Si on parle de grimpe, d’alpinisme, la glaciériste Nathalie Fortin est une référence incontournable. Mais à l’évocation de son nom, vient aussi très vite les mots engagement, générosité, échange, conseil, entraide, détermination et on pense aussi immédiatement à la place, à l’accès, et au rayonnement des femmes dans le monde du sport et du plein air.
Entrevue avec Nathalie Fortin, celle qui tutoies le ciel
Enfant adoptée ayant grandi à Chicoutimi, l’ingénieure de formation qui a fait du travail humanitaire et qui travaille aujourd’hui en environnement, a compris très jeune que la place qu’elle prendrait dans la vie, elle la gagnerait en faisant ses classes, en gravissant marche par marche chaque étape et en traçant elle-même son chemin avec rigueur et discipline.

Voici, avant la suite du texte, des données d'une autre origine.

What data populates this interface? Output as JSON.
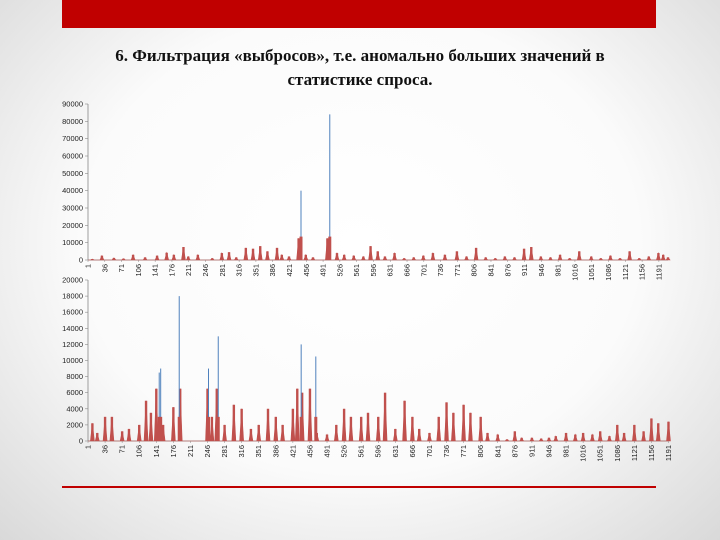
{
  "slide": {
    "title_line1": "6. Фильтрация «выбросов», т.е. аномально больших значений в",
    "title_line2": "статистике спроса.",
    "accent_color": "#c00000"
  },
  "chart_data": [
    {
      "type": "line",
      "title": "",
      "xlabel": "",
      "ylabel": "",
      "ylim": [
        0,
        90000
      ],
      "yticks": [
        0,
        10000,
        20000,
        30000,
        40000,
        50000,
        60000,
        70000,
        80000,
        90000
      ],
      "xlim": [
        1,
        1210
      ],
      "xticks": [
        "1",
        "36",
        "71",
        "106",
        "141",
        "176",
        "211",
        "246",
        "281",
        "316",
        "351",
        "386",
        "421",
        "456",
        "491",
        "526",
        "561",
        "596",
        "631",
        "666",
        "701",
        "736",
        "771",
        "806",
        "841",
        "876",
        "911",
        "946",
        "981",
        "1016",
        "1051",
        "1086",
        "1121",
        "1156",
        "1191",
        "1226"
      ],
      "grid": false,
      "legend": "none",
      "series_colors": [
        "#c0504d",
        "#4f81bd"
      ],
      "baseline_demand": [
        [
          10,
          500
        ],
        [
          30,
          2500
        ],
        [
          55,
          1200
        ],
        [
          75,
          800
        ],
        [
          95,
          3000
        ],
        [
          120,
          1500
        ],
        [
          145,
          2500
        ],
        [
          165,
          4200
        ],
        [
          180,
          3000
        ],
        [
          200,
          7500
        ],
        [
          210,
          2000
        ],
        [
          230,
          3000
        ],
        [
          260,
          1000
        ],
        [
          280,
          4000
        ],
        [
          295,
          4500
        ],
        [
          310,
          1500
        ],
        [
          330,
          7000
        ],
        [
          345,
          6500
        ],
        [
          360,
          8000
        ],
        [
          375,
          5000
        ],
        [
          395,
          7000
        ],
        [
          405,
          3000
        ],
        [
          420,
          2000
        ],
        [
          440,
          12500
        ],
        [
          455,
          3000
        ],
        [
          470,
          1500
        ],
        [
          500,
          12500
        ],
        [
          520,
          4000
        ],
        [
          535,
          3000
        ],
        [
          555,
          2500
        ],
        [
          575,
          2000
        ],
        [
          590,
          8000
        ],
        [
          605,
          5000
        ],
        [
          620,
          2000
        ],
        [
          640,
          4000
        ],
        [
          660,
          1000
        ],
        [
          680,
          1500
        ],
        [
          700,
          2500
        ],
        [
          720,
          4000
        ],
        [
          745,
          3000
        ],
        [
          770,
          5000
        ],
        [
          790,
          2000
        ],
        [
          810,
          7000
        ],
        [
          830,
          1500
        ],
        [
          850,
          1000
        ],
        [
          870,
          2000
        ],
        [
          890,
          1500
        ],
        [
          910,
          6500
        ],
        [
          925,
          7500
        ],
        [
          945,
          2000
        ],
        [
          965,
          1500
        ],
        [
          985,
          3000
        ],
        [
          1005,
          1000
        ],
        [
          1025,
          5000
        ],
        [
          1050,
          2000
        ],
        [
          1070,
          1000
        ],
        [
          1090,
          2500
        ],
        [
          1110,
          1000
        ],
        [
          1130,
          5000
        ],
        [
          1150,
          1000
        ],
        [
          1170,
          2000
        ],
        [
          1190,
          4000
        ],
        [
          1200,
          3000
        ],
        [
          1210,
          1500
        ]
      ],
      "outlier_spikes": [
        [
          445,
          40000
        ],
        [
          505,
          84000
        ]
      ]
    },
    {
      "type": "line",
      "title": "",
      "xlabel": "",
      "ylabel": "",
      "ylim": [
        0,
        20000
      ],
      "yticks": [
        0,
        2000,
        4000,
        6000,
        8000,
        10000,
        12000,
        14000,
        16000,
        18000,
        20000
      ],
      "xlim": [
        1,
        1190
      ],
      "xticks": [
        "1",
        "36",
        "71",
        "106",
        "141",
        "176",
        "211",
        "246",
        "281",
        "316",
        "351",
        "386",
        "421",
        "456",
        "491",
        "526",
        "561",
        "596",
        "631",
        "666",
        "701",
        "736",
        "771",
        "806",
        "841",
        "876",
        "911",
        "946",
        "981",
        "1016",
        "1051",
        "1086",
        "1121",
        "1156",
        "1191"
      ],
      "grid": false,
      "legend": "none",
      "series_colors": [
        "#c0504d",
        "#4f81bd"
      ],
      "baseline_demand": [
        [
          10,
          2200
        ],
        [
          20,
          1000
        ],
        [
          36,
          3000
        ],
        [
          50,
          3000
        ],
        [
          71,
          1200
        ],
        [
          85,
          1500
        ],
        [
          106,
          2000
        ],
        [
          120,
          5000
        ],
        [
          130,
          3500
        ],
        [
          141,
          6500
        ],
        [
          155,
          2000
        ],
        [
          176,
          4200
        ],
        [
          190,
          6500
        ],
        [
          211,
          0
        ],
        [
          230,
          0
        ],
        [
          246,
          6500
        ],
        [
          255,
          3000
        ],
        [
          265,
          6500
        ],
        [
          281,
          2000
        ],
        [
          300,
          4500
        ],
        [
          316,
          4000
        ],
        [
          335,
          1500
        ],
        [
          351,
          2000
        ],
        [
          370,
          4000
        ],
        [
          386,
          3000
        ],
        [
          400,
          2000
        ],
        [
          421,
          4000
        ],
        [
          430,
          6500
        ],
        [
          440,
          6000
        ],
        [
          456,
          6500
        ],
        [
          470,
          1000
        ],
        [
          491,
          800
        ],
        [
          510,
          2000
        ],
        [
          526,
          4000
        ],
        [
          540,
          3000
        ],
        [
          561,
          3000
        ],
        [
          575,
          3500
        ],
        [
          596,
          3000
        ],
        [
          610,
          6000
        ],
        [
          631,
          1500
        ],
        [
          650,
          5000
        ],
        [
          666,
          3000
        ],
        [
          680,
          1500
        ],
        [
          701,
          1000
        ],
        [
          720,
          3000
        ],
        [
          736,
          4800
        ],
        [
          750,
          3500
        ],
        [
          771,
          4500
        ],
        [
          785,
          3500
        ],
        [
          806,
          3000
        ],
        [
          820,
          1000
        ],
        [
          841,
          800
        ],
        [
          860,
          200
        ],
        [
          876,
          1200
        ],
        [
          890,
          400
        ],
        [
          911,
          400
        ],
        [
          930,
          300
        ],
        [
          946,
          400
        ],
        [
          960,
          600
        ],
        [
          981,
          1000
        ],
        [
          1000,
          800
        ],
        [
          1016,
          1000
        ],
        [
          1035,
          800
        ],
        [
          1051,
          1200
        ],
        [
          1070,
          600
        ],
        [
          1086,
          2000
        ],
        [
          1100,
          1000
        ],
        [
          1121,
          2000
        ],
        [
          1140,
          1200
        ],
        [
          1156,
          2800
        ],
        [
          1170,
          2200
        ],
        [
          1191,
          2400
        ]
      ],
      "outlier_spikes": [
        [
          147,
          8500
        ],
        [
          150,
          9000
        ],
        [
          188,
          18000
        ],
        [
          248,
          9000
        ],
        [
          268,
          13000
        ],
        [
          438,
          12000
        ],
        [
          468,
          10500
        ]
      ]
    }
  ]
}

Tu as toujours été très sportive; course, vélo, compétition de natation, etc. Mais grimper des montagnes, c’est arrivé comment dans ta vie ?
« Par un total hasard ! J’étais partie dans l’Ouest canadien dans un échange interprovincial pour travailler dans mon domaine d’expertise en ingénierie, alors que j’étais à l’Université Laval. Nous étions dans le sud de l’Alberta où il n’y avait que des cactus, mais absolument aucune paroi d’escalade. Et Lethbridge, c’est vraiment très chaud. À la fin de l’été, je suis allée rejoindre une amie à Vancouver et cette journée-là, elle n’était pas disponible parce qu’elle devait faire une formation comme guide de kayak. Elle m’a donc proposé de suivre son frère qui s’en allait faire de l’escalade de rocher. »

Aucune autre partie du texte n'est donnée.